Log summaries, not iterations

A function that processes 10,000 items and logs each one creates 10,000 entries that are almost identical. Log a summary after the loop instead.

// Bad: 10,000 nearly identical log entries
for (const item of items) {
  logger.debug({ itemId: item.id }, 'Processing item');
  await process(item);
}

// Good: one useful summary
const results = await Promise.allSettled(items.map(process));
const failed = results.filter(r => r.status === 'rejected');
logger.info({ total: items.length, failed: failed.length }, 'Batch processing complete');

Write to stdout, route externally

In containerized environments, Docker and Kubernetes capture stdout automatically. Writing to files means managing rotation, disk space, and file permissions inside your container, which adds complexity for no benefit. Your collector (Fluentd, OpenTelemetry Collector) picks up stdout and ships it to your backend.

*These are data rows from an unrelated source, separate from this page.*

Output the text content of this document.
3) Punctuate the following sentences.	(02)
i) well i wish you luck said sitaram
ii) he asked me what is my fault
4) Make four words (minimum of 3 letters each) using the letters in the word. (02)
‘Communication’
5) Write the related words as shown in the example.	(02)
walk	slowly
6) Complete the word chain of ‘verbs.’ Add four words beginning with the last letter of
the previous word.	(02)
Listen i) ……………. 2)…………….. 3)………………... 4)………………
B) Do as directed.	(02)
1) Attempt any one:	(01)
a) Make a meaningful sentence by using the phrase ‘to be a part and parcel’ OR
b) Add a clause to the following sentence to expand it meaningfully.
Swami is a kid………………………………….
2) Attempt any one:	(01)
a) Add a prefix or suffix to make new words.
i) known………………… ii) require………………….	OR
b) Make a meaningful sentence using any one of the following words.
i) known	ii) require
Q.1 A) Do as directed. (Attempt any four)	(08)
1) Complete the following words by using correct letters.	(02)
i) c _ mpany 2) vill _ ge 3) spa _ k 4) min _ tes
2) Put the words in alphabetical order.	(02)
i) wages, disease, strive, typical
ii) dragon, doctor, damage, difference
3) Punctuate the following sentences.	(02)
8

Let the library handle timestamps

Both Pino and Winston add timestamps automatically. Don't format them yourself or use Date.now() in log messages. Pino uses epoch milliseconds by default, which is the most efficient for parsing. If you need ISO strings for human readability, configure the library's timestamp option rather than adding a custom field.

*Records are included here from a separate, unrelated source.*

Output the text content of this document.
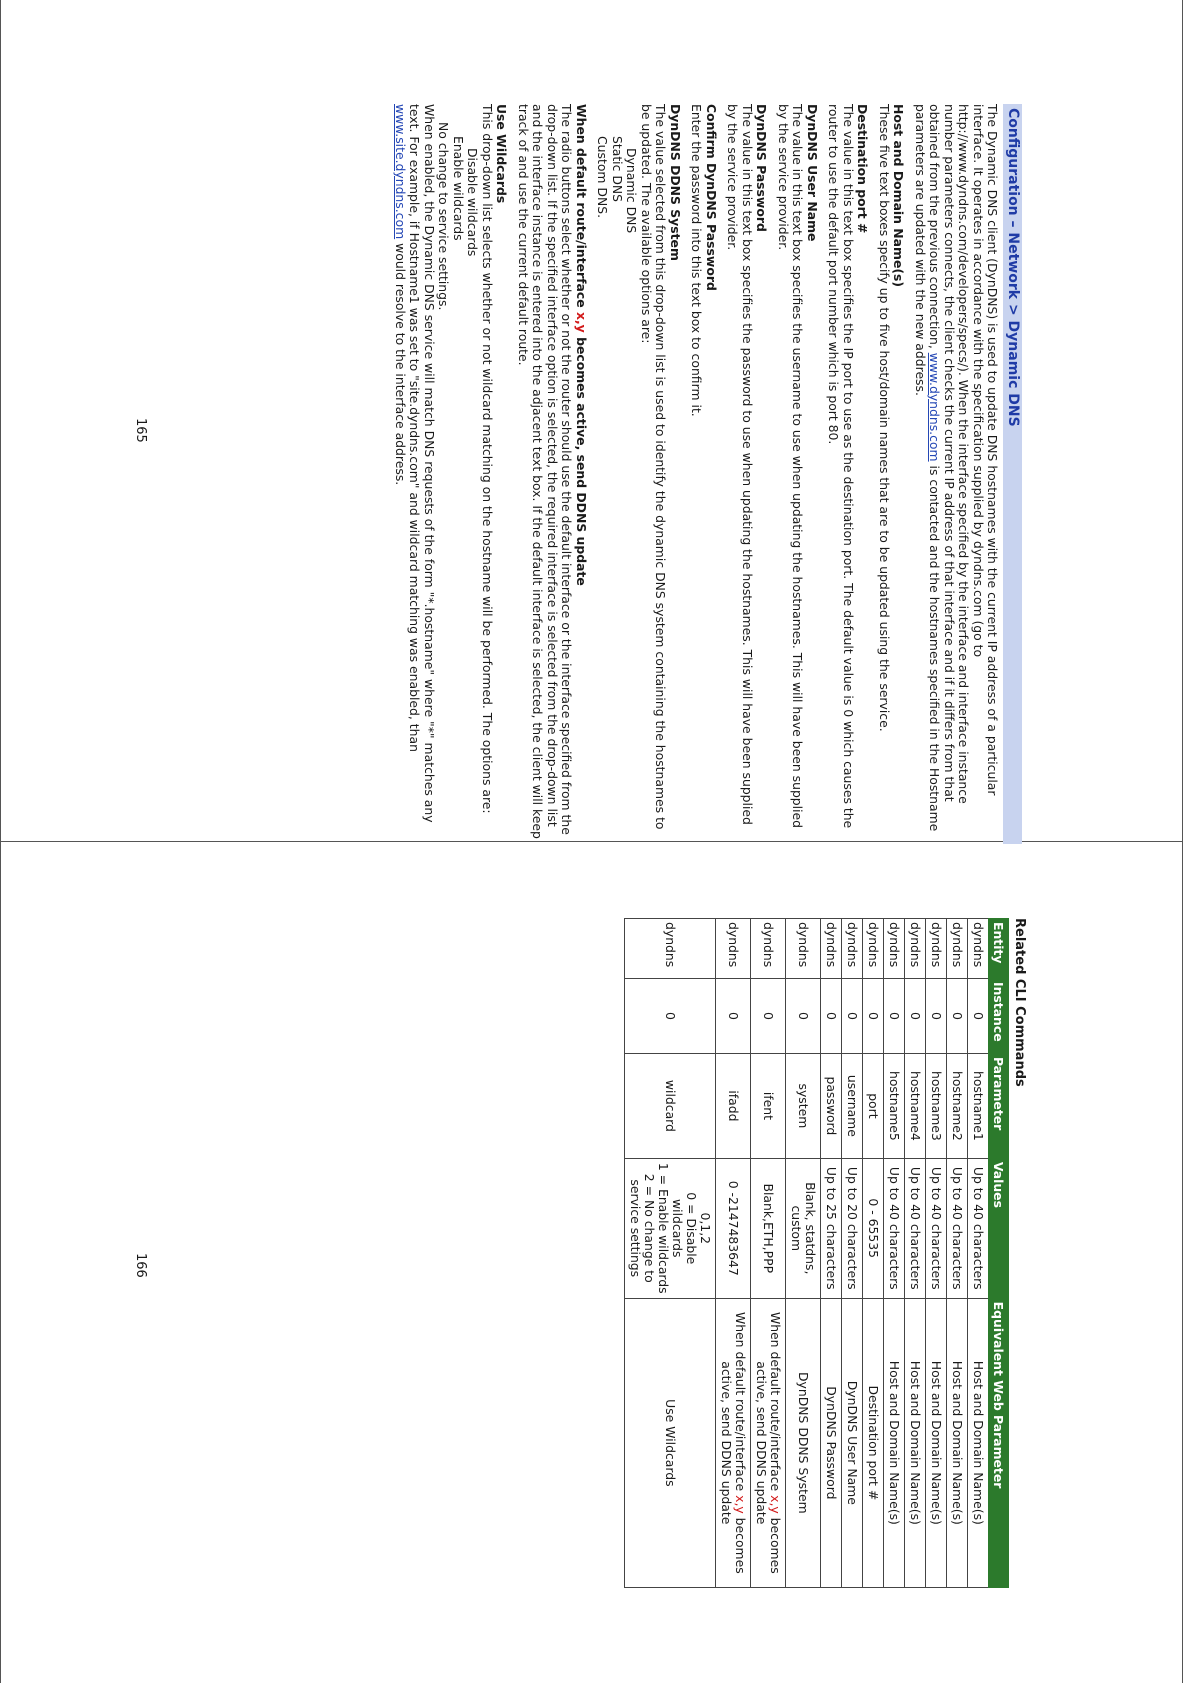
Configuration – Network > Dynamic DNS

The Dynamic DNS client (DynDNS) is used to update DNS hostnames with the current IP address of a particular interface. It operates in accordance with the specification supplied by dyndns.com (go to http://www.dyndns.com/developers/specs/). When the interface specified by the interface and interface instance number parameters connects, the client checks the current IP address of that interface and if it differs from that obtained from the previous connection, www.dyndns.com is contacted and the hostnames specified in the Hostname parameters are updated with the new address.

Host and Domain Name(s)

These five text boxes specify up to five host/domain names that are to be updated using the service.

Destination port #

The value in this text box specifies the IP port to use as the destination port. The default value is 0 which causes the router to use the default port number which is port 80.

DynDNS User Name

The value in this text box specifies the username to use when updating the hostnames. This will have been supplied by the service provider.

DynDNS Password

The value in this text box specifies the password to use when updating the hostnames. This will have been supplied by the service provider.

Confirm DynDNS Password

Enter the password into this text box to confirm it.

DynDNS DDNS System

The value selected from this drop-down list is used to identify the dynamic DNS system containing the hostnames to be updated. The available options are:

Dynamic DNS

Static DNS

Custom DNS.

When default route/interface x,y becomes active, send DDNS update

The radio buttons select whether or not the router should use the default interface or the interface specified from the drop-down list. If the specified interface option is selected, the required interface is selected from the drop-down list and the interface instance is entered into the adjacent text box. If the default interface is selected, the client will keep track of and use the current default route.

Use Wildcards

This drop-down list selects whether or not wildcard matching on the hostname will be performed. The options are:

Disable wildcards

Enable wildcards

No change to service settings.

When enabled, the Dynamic DNS service will match DNS requests of the form "*.hostname" where "*" matches any text. For example, if Hostname1 was set to "site.dyndns.com" and wildcard matching was enabled, than www.site.dyndns.com would resolve to the interface address.

165
Related CLI Commands
Entity	Instance	Parameter	Values	Equivalent Web Parameter
dyndns	0	hostname1	Up to 40 characters	Host and Domain Name(s)
dyndns	0	hostname2	Up to 40 characters	Host and Domain Name(s)
dyndns	0	hostname3	Up to 40 characters	Host and Domain Name(s)
dyndns	0	hostname4	Up to 40 characters	Host and Domain Name(s)
dyndns	0	hostname5	Up to 40 characters	Host and Domain Name(s)
dyndns	0	port	0 - 65535	Destination port #
dyndns	0	username	Up to 20 characters	DynDNS User Name
dyndns	0	password	Up to 25 characters	DynDNS Password
dyndns	0	system	Blank, statdns, custom	DynDNS DDNS System
dyndns	0	ifent	Blank,ETH,PPP	When default route/interface x,y becomes active, send DDNS update
dyndns	0	ifadd	0 -2147483647	When default route/interface x,y becomes active, send DDNS update
dyndns	0	wildcard	0,1,2
0 = Disable wildcards
1 = Enable wildcards
2 = No change to service settings	Use Wildcards
166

Verify logs before production

Deploy to staging, trigger the workflows you care about, and verify that the logs contain enough context to debug a failure without access to the source code. If you find yourself thinking "I wish this log included the user's plan type" or "I can't tell which database query failed," add those fields before the code reaches production.

Conclusion

The main decision is simple: use a real logger, emit structured logs, and make sure those logs end up somewhere you can search during an incident. The rest depends on your stack and how much control you need.

FAQs

What is the best logging library for Node.js?

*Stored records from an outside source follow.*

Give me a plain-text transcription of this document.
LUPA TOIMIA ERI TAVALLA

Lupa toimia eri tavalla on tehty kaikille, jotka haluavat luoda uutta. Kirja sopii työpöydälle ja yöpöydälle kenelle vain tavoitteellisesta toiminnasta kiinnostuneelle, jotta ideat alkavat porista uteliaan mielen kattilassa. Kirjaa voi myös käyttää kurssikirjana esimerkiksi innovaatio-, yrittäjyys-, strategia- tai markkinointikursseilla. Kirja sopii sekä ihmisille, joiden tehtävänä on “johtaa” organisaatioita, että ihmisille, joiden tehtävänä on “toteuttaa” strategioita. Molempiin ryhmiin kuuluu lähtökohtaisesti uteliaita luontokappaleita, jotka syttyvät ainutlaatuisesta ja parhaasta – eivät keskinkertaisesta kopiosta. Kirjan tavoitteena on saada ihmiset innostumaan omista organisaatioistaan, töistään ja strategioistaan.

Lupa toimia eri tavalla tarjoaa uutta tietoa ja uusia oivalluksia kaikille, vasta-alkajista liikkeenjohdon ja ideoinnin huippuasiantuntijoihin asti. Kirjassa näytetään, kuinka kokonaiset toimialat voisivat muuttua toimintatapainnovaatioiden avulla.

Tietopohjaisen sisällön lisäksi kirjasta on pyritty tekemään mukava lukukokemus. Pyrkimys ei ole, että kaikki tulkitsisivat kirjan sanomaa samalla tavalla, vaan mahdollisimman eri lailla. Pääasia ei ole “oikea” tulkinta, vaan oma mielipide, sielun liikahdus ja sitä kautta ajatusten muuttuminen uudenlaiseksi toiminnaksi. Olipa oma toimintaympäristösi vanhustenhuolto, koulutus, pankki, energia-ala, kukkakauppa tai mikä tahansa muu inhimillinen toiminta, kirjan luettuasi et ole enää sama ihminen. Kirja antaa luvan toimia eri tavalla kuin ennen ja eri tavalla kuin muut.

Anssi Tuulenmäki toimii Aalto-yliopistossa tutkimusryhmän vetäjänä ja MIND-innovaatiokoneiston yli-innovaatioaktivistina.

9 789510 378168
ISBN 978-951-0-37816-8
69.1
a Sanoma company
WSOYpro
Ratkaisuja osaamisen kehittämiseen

Pino is a strong default for many applications because it emits structured JSON with low overhead. Winston is a solid alternative if you need more flexibility in transports and formatting. The right pick depends on whether you prioritize performance (Pino) or configurability (Winston).

Should I use console.log in production?

No. console.log has no log levels, no structured output, and no way to route logs to external systems. It works fine during local development, but production applications should use a library like Pino or Winston that gives you severity filtering, JSON formatting, and configurable destinations.

What log level should I use in production?

Set your default to info. This captures normal operational events and everything above (warnings, errors, fatal). Switch to debug temporarily when investigating an issue by changing the LOG_LEVEL environment variable, then switch back once the investigation is done.

How do I avoid logging sensitive data?

Log user IDs instead of emails or names. Log the shape of request bodies (field names, array lengths) instead of raw values. Never log passwords, API keys, tokens, or credit card numbers. Review your log output in staging before deploying to production to catch any fields that shouldn't be there.

What is structured logging and why does it matter?

Structured logging means writing log entries as JSON objects with named fields instead of plain text strings. It matters because log management tools can index and query JSON fields directly. Filtering for all errors where responseTime > 2000 and service = payment-api is instant with structured logs and nearly impossible with plain text.

How do I correlate logs across multiple services?

Generate a unique requestId at the entry point of your system (API gateway or first service) and pass it downstream through HTTP headers like x-request-id. Each service reads that header, attaches it to every log entry using logger.child(), and forwards it to the next service. In your log management tool, filtering by that single ID shows the full request path across all services.